Probably going to get the Dell that was recommended, the base model with Intel® Celeron® Processor G1610T (2.3GHz, 2MB) configured with limited 3 year warranty & wireless keyboard/mouse actually came in less than the HP in my op.
 

jhu

Lifer
Oct 10, 1999
11,918
9
81
I do sometimes wonder how CPUs mature. As we all know, Prescott was a big disappointment when it launched, as on the software of the day it was not really any faster than Northwood. But I wonder how they stack up on today's software? All these years later, it's a pretty safe bet that there's plenty of software which will use SSE3 if it's available. And multithreaded apps are much more prevalent, meaning that its improvements in multithreading would have more impact on today's apps. I find it interesting that what could seem like the wrong decisions at the time can prove useful years down the line... when software catches up.

Still doesn't change the fact that Ivy Bridge has 3x the IPC of Pentium 4.
 

itsmydamnation

Platinum Member
Feb 6, 2011
2,803
3,253
136
Google is fast regardless of if you have AES on or not.

sigh.... google use SPDY on pretty much everything and it is the basis of HTTP 2.0, fast AES is critical/required to SPDY/HTTP 2.0 to do what it is designed to do. Sure www.google.com is light and clean but there's lots of stuff that isn't. The parallel nature of SPDY with ever growing internet access speeds means the processing load is not something to be laughed off as insignificant.

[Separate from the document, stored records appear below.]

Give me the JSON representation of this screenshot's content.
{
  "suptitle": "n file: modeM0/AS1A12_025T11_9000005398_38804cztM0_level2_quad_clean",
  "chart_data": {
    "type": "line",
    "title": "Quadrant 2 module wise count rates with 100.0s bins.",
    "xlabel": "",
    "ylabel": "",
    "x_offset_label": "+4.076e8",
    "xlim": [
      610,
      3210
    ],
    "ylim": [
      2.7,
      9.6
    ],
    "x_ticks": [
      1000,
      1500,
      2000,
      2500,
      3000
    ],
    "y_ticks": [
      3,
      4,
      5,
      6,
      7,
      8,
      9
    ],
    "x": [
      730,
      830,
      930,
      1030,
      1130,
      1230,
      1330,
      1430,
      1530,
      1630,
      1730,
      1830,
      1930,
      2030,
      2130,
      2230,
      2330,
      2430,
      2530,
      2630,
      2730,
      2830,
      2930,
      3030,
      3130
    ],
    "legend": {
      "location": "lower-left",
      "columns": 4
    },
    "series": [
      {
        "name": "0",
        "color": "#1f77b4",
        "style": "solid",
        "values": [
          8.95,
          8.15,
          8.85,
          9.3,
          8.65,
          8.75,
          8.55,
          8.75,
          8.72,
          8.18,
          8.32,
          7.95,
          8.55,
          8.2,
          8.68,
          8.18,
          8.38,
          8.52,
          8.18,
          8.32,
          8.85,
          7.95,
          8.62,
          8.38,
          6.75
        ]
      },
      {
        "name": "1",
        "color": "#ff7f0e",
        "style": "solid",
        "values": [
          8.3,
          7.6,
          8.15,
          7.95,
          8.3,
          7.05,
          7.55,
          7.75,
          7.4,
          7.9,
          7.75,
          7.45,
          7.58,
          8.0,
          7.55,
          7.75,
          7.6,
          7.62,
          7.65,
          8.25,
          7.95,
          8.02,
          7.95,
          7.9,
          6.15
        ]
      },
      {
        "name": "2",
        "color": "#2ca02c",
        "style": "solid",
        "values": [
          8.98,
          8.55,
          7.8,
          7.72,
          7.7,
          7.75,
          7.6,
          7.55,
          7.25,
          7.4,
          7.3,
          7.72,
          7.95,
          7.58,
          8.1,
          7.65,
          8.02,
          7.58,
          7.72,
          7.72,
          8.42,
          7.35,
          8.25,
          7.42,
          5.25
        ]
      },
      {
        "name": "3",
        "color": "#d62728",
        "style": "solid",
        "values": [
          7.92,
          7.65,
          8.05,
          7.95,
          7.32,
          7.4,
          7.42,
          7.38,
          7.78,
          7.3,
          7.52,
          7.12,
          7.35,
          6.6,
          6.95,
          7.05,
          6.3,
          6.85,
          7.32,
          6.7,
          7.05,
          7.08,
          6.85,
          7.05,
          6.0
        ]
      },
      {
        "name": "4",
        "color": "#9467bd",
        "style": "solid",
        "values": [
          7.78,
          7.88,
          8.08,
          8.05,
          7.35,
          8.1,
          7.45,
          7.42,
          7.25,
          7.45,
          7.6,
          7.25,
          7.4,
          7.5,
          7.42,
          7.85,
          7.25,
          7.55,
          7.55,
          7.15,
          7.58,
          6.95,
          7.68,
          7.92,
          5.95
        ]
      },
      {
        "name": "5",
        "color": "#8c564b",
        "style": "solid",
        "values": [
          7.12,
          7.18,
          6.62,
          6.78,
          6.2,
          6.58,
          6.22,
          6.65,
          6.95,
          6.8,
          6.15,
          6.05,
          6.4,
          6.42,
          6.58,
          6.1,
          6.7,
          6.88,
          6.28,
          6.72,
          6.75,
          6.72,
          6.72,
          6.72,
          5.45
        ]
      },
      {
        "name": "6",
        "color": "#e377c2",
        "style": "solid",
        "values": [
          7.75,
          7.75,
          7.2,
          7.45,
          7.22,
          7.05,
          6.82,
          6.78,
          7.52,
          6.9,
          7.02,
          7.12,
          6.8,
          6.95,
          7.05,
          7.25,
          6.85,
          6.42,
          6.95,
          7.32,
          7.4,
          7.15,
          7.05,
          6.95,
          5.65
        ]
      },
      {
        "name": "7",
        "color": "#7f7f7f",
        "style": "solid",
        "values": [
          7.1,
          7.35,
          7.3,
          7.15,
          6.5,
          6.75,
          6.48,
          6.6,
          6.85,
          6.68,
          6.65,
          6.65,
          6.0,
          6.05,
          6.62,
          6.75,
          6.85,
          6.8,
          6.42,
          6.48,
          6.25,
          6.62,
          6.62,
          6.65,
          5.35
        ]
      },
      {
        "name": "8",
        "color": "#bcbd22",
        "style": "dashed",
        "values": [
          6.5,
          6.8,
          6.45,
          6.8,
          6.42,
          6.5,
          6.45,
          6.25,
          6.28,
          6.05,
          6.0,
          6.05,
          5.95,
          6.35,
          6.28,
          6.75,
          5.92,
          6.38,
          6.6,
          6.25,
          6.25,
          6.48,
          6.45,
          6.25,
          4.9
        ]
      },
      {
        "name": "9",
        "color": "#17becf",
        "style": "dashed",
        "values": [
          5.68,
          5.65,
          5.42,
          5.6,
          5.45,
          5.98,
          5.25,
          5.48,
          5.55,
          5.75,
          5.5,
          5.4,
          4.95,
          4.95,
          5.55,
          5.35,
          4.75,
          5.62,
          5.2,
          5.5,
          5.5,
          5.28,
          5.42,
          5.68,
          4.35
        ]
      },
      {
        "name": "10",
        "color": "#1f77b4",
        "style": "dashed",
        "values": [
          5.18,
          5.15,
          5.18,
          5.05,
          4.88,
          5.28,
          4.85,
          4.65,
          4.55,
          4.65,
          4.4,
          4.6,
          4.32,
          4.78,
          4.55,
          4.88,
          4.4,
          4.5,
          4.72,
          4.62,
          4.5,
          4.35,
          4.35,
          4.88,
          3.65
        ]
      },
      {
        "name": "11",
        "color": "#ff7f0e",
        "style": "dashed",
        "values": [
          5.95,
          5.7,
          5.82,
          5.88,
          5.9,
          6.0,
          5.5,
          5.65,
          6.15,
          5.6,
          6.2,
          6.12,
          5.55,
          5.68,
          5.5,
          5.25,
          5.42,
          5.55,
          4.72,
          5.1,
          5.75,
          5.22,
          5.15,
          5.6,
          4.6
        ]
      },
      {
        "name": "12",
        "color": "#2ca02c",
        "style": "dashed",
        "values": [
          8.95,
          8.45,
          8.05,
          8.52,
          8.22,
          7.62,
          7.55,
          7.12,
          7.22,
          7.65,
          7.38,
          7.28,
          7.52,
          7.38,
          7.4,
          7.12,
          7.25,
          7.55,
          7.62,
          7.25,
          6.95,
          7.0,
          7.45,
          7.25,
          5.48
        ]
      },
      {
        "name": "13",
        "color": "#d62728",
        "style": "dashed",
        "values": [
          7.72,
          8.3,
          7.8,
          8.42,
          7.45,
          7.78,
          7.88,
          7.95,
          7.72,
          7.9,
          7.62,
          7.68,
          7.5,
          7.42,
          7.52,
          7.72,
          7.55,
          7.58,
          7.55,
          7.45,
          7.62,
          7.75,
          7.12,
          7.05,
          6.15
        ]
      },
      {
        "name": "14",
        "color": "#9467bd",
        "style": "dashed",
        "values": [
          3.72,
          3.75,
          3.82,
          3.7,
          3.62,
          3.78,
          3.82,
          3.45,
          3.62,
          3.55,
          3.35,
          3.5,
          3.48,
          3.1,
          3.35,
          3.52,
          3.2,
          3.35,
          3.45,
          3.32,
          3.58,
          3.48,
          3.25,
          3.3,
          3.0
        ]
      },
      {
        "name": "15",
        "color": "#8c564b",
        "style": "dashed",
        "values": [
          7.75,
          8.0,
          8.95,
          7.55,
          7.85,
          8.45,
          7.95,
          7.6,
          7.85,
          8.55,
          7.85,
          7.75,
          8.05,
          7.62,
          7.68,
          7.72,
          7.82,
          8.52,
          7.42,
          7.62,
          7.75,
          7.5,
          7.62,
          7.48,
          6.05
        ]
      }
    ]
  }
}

If your a Cloud Apps kinda person then it will be even more important.
 

suklee

Diamond Member
Oct 9, 1999
4,585
10
81
Ordering the Touch screen model with Intel® Pentium® processor G2030T(2.6GHz, 3MB) and 1TB hdd, gonna set me back an additional $100 or so. I think she'll enjoy the touch screen and W8 Metro...
 

Cerb

Elite Member
Aug 26, 2000
17,484
33
86
Thanks for all the replies! I had no idea the E1-2500 CPU was so old.
It's not old at all. It's a current model, not dissimilar from what's in the new game consoles. It's just made to compete in performance with the likes of Atoms.